LANCASTER — Garrard Circuit Judge Hunter Daugherty heard it from both sides Friday before deciding the fate of Tyler Brock.
Brock’s attorney, Gary Crabtree, painted an idyllic picture of his client as valedictorian and star athlete at his high school who had completed 3 1⁄2 years of college with high marks and had designs on becoming a game warden or park ranger. Brock never had been arrested, Crabtree said, and has “tremendous support of family and friends” back in Laurel County, many of whom were in the courtroom.
“We’re talking about one day in his life that was an aberration,” Crabtree told Daugherty.
That “one day” was June 12, 2011, when Brock repeatedly beat and kicked severely handicapped Shaun Akridge, 35, to death inside a group home in Paint Lick where Akridge was a resident and Brock worked as a “caregiver.”
Brock, 22, pleaded guilty last month to second-degree manslaughter in Akridge’s death and appeared Friday before Daugherty for sentencing, with 20 years the punishment recommended by Commonwealth’s Attorney Tom Lockridge. Crabtree argued that Brock’s sentence should be probated based on his otherwise storybook life, saying “the community would understand probation” in this case.

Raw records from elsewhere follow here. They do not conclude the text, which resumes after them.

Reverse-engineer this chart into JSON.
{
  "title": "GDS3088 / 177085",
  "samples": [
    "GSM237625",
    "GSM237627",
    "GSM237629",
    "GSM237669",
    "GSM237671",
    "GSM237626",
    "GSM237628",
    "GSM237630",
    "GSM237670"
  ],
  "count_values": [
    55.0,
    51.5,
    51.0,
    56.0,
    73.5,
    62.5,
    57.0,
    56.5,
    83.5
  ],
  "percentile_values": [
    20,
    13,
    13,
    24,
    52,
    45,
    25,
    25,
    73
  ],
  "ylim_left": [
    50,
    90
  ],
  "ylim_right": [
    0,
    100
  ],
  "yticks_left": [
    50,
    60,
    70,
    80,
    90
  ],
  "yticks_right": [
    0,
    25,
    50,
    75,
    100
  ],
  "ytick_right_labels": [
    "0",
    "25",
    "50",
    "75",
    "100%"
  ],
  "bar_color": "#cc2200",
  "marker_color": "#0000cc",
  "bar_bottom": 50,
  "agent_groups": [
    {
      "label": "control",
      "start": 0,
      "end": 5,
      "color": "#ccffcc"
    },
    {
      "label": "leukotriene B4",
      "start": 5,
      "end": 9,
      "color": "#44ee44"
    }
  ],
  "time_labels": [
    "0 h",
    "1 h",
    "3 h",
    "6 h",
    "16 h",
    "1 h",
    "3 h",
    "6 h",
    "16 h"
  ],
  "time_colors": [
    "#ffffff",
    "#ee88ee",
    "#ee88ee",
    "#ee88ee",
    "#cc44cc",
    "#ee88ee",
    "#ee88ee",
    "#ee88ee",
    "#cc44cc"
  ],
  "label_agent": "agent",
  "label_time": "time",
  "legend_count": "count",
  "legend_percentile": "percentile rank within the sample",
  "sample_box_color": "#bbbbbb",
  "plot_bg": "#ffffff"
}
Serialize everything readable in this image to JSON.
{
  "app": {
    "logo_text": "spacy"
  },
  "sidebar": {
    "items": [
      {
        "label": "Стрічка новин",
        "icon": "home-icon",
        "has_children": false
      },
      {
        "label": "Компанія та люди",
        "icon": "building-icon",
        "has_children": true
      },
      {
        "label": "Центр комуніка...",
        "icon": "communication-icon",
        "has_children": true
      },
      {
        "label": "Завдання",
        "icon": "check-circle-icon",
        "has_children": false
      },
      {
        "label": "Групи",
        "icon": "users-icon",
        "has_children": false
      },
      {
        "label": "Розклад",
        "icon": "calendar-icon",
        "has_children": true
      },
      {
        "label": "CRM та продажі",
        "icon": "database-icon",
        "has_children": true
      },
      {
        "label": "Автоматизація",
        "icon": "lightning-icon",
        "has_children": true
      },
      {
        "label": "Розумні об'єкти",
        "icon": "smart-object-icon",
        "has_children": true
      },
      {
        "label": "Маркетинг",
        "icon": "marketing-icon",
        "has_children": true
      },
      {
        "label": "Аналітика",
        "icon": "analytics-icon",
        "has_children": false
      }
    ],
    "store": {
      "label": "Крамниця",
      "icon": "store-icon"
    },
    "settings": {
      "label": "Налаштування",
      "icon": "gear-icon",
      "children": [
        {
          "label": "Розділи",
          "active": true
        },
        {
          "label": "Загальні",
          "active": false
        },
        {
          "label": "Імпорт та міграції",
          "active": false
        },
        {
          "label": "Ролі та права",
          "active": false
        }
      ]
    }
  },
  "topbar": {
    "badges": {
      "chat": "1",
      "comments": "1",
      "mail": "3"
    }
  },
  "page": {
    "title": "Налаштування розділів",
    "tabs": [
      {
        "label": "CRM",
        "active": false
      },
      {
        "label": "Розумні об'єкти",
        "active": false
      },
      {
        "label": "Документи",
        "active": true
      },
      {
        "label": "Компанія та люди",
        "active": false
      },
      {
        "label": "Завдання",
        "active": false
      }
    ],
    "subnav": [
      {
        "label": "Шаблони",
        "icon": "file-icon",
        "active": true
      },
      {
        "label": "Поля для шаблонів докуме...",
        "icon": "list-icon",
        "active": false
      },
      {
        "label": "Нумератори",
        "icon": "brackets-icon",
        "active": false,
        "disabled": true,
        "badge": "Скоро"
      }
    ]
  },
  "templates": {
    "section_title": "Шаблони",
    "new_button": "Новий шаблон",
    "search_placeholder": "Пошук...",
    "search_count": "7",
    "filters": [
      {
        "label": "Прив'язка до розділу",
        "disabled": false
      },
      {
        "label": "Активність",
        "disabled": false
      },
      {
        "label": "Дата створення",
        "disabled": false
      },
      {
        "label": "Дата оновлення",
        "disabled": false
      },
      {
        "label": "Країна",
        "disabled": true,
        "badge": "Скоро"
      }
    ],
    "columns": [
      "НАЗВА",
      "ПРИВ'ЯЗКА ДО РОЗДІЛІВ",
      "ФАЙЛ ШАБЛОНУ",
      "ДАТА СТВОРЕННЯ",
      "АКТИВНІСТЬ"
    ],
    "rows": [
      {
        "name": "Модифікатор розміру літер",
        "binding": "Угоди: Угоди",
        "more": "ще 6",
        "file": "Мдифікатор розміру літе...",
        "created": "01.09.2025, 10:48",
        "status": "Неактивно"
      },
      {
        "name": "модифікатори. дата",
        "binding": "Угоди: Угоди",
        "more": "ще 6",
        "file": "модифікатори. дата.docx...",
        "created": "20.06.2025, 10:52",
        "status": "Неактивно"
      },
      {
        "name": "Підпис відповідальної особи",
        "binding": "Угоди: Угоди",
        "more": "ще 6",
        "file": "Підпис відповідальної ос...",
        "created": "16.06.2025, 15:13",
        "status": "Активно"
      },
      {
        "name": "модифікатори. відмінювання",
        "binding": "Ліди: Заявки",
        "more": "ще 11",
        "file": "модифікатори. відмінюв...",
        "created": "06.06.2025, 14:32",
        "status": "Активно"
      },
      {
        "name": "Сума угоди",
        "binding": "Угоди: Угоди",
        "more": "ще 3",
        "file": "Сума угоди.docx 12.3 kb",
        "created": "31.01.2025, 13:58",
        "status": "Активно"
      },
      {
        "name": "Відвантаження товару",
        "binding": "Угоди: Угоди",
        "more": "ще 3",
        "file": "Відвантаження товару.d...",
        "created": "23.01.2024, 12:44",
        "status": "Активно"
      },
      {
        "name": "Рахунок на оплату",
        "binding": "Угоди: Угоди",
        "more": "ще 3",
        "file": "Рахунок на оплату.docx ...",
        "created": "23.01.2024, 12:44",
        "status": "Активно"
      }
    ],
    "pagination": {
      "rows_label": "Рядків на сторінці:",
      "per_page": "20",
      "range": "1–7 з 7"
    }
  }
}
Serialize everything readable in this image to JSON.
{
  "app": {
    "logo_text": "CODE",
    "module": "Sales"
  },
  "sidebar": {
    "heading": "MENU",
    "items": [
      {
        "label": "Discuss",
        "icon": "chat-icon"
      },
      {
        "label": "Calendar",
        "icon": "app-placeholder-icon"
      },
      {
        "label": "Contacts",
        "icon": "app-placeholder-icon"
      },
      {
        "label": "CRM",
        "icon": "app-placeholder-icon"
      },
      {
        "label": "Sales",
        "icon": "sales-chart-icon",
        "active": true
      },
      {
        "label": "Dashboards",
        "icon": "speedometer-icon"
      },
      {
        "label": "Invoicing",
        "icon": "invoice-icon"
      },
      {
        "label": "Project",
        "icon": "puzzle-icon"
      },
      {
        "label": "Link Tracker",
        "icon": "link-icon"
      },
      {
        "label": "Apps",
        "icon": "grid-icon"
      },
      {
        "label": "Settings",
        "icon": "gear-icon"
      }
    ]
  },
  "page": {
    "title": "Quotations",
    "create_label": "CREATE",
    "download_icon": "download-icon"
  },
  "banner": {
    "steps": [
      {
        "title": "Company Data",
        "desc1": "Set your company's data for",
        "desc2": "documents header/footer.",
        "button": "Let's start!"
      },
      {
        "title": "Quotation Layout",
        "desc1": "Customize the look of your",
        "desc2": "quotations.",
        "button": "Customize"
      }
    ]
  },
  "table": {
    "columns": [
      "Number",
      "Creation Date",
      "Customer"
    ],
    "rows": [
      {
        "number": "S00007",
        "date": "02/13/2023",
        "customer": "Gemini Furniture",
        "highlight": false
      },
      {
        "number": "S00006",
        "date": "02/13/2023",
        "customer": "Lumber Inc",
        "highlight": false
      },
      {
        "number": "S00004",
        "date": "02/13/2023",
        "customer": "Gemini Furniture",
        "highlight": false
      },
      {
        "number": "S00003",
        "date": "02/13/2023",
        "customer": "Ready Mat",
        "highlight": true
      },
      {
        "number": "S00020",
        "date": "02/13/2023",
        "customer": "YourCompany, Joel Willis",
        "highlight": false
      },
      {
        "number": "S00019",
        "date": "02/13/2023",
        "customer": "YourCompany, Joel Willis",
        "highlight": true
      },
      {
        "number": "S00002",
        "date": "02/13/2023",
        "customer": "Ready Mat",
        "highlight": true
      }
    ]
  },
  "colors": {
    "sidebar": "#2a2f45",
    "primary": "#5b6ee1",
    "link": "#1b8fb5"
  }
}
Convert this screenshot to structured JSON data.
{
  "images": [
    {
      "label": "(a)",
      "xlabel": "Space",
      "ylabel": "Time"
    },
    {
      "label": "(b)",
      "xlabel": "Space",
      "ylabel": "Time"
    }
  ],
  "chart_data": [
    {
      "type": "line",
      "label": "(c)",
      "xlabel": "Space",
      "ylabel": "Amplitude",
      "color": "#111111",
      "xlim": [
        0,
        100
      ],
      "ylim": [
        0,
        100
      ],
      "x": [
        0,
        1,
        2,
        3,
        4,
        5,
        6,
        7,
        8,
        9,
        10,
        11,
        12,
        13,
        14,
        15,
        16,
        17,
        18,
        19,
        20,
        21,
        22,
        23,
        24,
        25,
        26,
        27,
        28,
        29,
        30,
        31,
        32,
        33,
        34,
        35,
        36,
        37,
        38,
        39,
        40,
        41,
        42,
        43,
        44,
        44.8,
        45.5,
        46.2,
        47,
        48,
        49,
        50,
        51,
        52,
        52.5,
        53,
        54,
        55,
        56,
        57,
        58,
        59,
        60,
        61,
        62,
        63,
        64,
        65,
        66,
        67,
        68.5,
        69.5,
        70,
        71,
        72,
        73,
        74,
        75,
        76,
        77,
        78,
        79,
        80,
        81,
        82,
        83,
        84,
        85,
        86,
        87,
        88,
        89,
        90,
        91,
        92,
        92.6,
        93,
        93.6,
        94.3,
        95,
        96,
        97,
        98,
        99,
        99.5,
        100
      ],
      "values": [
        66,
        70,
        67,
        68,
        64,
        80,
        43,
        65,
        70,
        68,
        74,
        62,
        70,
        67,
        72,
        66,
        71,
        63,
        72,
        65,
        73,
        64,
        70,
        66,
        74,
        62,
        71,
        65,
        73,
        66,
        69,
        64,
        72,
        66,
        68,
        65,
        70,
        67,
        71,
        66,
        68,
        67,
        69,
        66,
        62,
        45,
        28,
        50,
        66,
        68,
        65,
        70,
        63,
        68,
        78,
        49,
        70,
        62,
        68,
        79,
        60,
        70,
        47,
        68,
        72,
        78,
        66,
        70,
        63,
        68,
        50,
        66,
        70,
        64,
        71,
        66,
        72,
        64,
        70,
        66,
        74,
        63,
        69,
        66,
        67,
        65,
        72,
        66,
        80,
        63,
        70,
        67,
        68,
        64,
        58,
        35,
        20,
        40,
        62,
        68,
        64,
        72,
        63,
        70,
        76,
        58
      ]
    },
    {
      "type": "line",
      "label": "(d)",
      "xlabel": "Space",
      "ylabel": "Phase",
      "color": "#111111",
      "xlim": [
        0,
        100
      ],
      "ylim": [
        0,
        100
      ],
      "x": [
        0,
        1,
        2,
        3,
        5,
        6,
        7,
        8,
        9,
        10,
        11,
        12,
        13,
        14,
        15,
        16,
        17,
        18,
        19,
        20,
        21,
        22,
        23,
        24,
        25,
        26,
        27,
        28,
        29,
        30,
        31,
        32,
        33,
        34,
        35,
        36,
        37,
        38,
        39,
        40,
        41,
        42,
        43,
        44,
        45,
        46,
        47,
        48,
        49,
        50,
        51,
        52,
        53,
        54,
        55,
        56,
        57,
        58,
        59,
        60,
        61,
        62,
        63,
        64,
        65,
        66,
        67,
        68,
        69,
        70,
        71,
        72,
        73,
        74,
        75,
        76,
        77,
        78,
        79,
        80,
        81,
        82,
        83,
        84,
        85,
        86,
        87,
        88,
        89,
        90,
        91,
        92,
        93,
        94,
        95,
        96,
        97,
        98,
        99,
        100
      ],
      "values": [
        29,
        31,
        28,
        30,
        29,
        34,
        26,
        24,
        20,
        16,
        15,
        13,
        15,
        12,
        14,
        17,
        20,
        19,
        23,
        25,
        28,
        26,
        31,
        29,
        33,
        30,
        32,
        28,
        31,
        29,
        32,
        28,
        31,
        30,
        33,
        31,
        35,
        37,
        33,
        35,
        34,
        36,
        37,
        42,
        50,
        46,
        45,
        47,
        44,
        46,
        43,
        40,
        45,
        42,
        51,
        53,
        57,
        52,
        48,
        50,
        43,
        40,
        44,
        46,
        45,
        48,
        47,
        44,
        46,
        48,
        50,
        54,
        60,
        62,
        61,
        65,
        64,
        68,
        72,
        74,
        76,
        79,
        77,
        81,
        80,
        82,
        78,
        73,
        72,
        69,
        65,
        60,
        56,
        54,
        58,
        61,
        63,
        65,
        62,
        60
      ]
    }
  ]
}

But Akridge’s brother, Wayne Akridge, provided the judge with a different perspective on Brock, calling him “a vicious animal who was supposed to protect my brother from harm.”
Wayne Akridge said his brother — who functioned at the level of a 7-year-old after being damaged in the womb by fetal alcohol poisoning and spent his adult life institutionalized — suffered in pain for four hours before he died while Brock took steps to cover his crime. Brock initially told police that another resident of the home had killed Shaun Akridge in a fight.
“First he tried to hide it and then he blamed it on another person. This shows no remorse,” Wayne Akridge said.
Wayne Akridge said autopsy results showed Shaun Akridge had injuries dating back a month before he died. Brock’s relentless beating of his brother was “no different than beating a child until he dies,” he told Daugherty.
Beginning his deliberation on the bench, the judge said, “This is one of those cases that defies explanation.”
While agreeing with Crabtree’s assessment that Brock didn’t need “correctional treatment,” Daugherty said granting probation would undermine the seriousness of the crime in the mind of the public.
“This offense is so heinous most of us can’t understand how you could do something like this,” Daugherty told Brock, who remained silent and stone-faced throughout the proceeding. “There’s a pattern of conduct where you treated him almost like a punching bag.”
After Daugherty imposed the 20-year sentence, Brock, who has been free on bond since September, was taken into custody as his family members, many in tears, filed from the courtroom.
Outside, Wayne Akridge said he was pleased with the sentence, even though Brock will be eligible for his first parole hearing in four years.
As administrator of his brother’s estate, Wayne Akridge, who lives in Bullitt County, has filed a wrongful death lawsuit against Brock and Community Ties of America, which operated the group home in Paint Lick.
Akridge said his brother had spent about 10 years at the state-operated Oakwood facility in Somerset before being transferred to the group home in Paint Lick.
Shaun Akridge was sometimes given to violent episodes at Oakwood, his brother said, questioning the wisdom of moving him to a home operated by the for-profit Community Ties, where staffing and supervision was much more lax.
“He really liked trucks, fast cars and music,” Akridge said of his brother. “He was happy if he could get those things, but he was unhappy if he couldn’t and there was some trouble. But he was loved, he was a good person. Some of the people who worked with him at Oakwood came to his funeral.”
Akridge said he never learned what caused Brock to attack his brother that day.
“All I know is that they were coming in from an outdoor activity and something happened and Shaun ended up down on all fours and he just started kicking him in the abdomen. Another employee saw it happening and just ran away,” he said.
Akridge said Brock has never apologized for his actions and said he felt that Brock and his party thought Shaun was somehow less than human because of his diminished mental capacity.
“It seems to me they are, like, ‘It was one day, it happened, now everyone needs to forget about it and move on with their lives,’” he said. “But Shaun has a family that loved him, too.”